Un nuevo terror, especialmente porque cada alumno presiente que el próximo podría ser cualquiera. Pero esto no le interesa a Almada, es decir, no le interesa dar el salto al futuro, a lo hipotético, lo único que le importa de la situación son las reacciones de la chica que está parada delante de todos, la chica de pollera hasta la rodilla que abre bien grandes los ojos detrás de los marcos de sus lentes, como si no terminara de entender la pregunta.
– ¿Cómo?
Nicolás repite lo que acaba de decir, marcando con fuerza cada sílaba.
– Pero no sabía… nadie nos dijo…
– ¡Si no responde tiene un uno!
Melina se queda en silencio. Nicolás, explotando hacia dentro una felicidad secreta, se encamina hacia el centro del aula.
– ¿Y? Seguimos esperando.
Entonces la chica comienza a tartamudear y alguien se ríe.
– Hable bien que no se le entiende – dice Nicolás, disfrutando esa constelación de poder que ejerce sobre los alumnos. Humillarla, piensa, humillarla mucho, que nunca se olvide de esto.
– In… ingla… glagla… terra tenía pupupu erto
– En mi clase no se tartamudea – arroja.
¿Si la dejo así durante horas? ¿O será mejor cambiarla por otro? Porque hay otros, lo sabe, pero decide aguardar todavía un momento, sabiendo que la chica está a punto de largarse a llorar. Ya ni siquiera intenta hablar, sencillamente sufre.
– ¿Usted es o se hace? ¿Cómo llegó a tercer año? ¡Tartamuda! – grita, completamente sacado.

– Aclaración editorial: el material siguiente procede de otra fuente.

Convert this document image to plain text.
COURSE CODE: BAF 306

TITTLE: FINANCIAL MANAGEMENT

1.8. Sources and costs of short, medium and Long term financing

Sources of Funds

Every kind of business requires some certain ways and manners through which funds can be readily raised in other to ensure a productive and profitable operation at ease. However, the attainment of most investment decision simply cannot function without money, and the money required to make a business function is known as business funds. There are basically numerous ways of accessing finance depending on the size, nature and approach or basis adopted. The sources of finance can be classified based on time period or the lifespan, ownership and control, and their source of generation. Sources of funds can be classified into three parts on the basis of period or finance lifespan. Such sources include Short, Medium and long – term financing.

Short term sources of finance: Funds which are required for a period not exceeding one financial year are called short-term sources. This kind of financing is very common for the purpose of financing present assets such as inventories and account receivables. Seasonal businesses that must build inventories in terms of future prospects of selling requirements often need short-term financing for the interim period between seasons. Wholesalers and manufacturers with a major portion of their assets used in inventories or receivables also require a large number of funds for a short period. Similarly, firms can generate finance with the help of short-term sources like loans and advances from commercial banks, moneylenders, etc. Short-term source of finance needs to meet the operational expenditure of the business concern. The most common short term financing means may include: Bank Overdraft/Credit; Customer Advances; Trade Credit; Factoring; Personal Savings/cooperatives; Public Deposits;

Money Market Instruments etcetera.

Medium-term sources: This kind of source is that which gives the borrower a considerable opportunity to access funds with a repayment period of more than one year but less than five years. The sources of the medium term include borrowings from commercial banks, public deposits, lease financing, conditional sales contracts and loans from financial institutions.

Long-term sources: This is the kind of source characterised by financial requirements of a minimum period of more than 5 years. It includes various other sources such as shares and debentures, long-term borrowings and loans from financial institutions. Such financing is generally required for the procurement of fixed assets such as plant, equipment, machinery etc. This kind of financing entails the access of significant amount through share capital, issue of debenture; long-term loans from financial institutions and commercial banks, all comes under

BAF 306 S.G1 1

El que antes se había reído ahora baja la cabeza. La chica llora, primero despacio, sofocándose, como si no tuviera fuerzas más que para encerrarse en una de esas capsulas que van al espacio, pero después, especialmente porque Nicolás no afloja la tensión, Melina empieza a toser, a ahogarse hasta ponerse roja y correr hacia la puerta.
– Ah, me imaginaba, no sabe nada, una vergüenza.
Todos la observan luchar con el picaporte plateado y salir al pasillo, al sol de la mañana, a las palomas. Ninguno la ayuda, nadie se rebela porque rebelarse, comprenden, es exponerse. Nicolás se acerca al escritorio, busca una birome y finge anotar algo. Cuando la puerta vuelve a abrirse e ingresa una mujer con guardapolvo blanco, Nicolás levanta la vista.
– ¿Qué está pasando acá?– pregunta girando la cabeza para abarcar a toda el aula, esperando respuestas. Luego mira al hombre que la mide con odio, mordiéndose el labio inferior de la boca – ¿Y usted quién es?
– ¡Hizo llorar a Melina! – grita la chica que antes le había prestado el cuaderno de clase a Nicolás.
La preceptora se da cuenta que el último banco de la segunda fila está vacío; siente que nunca ha estado en una situación parecida, que debería dominarse. Almada ya no la mira, aunque amontona sus cosas en su portafolio, una por una, con calma, hasta se diría que con delicadeza.
– Soy el profesor sustituto – dice muy sereno – ahora mismo voy a hablar con la directora.
Una vez dicho esto Almada pide permiso y sale del aula. Avanza por el pasillo pero en lugar de dirigirse a la dirección baja las escaleras del colegio parroquial. Después saluda al portero con un hasta luego, que tenga buen día y camina hasta la parada de la línea 96.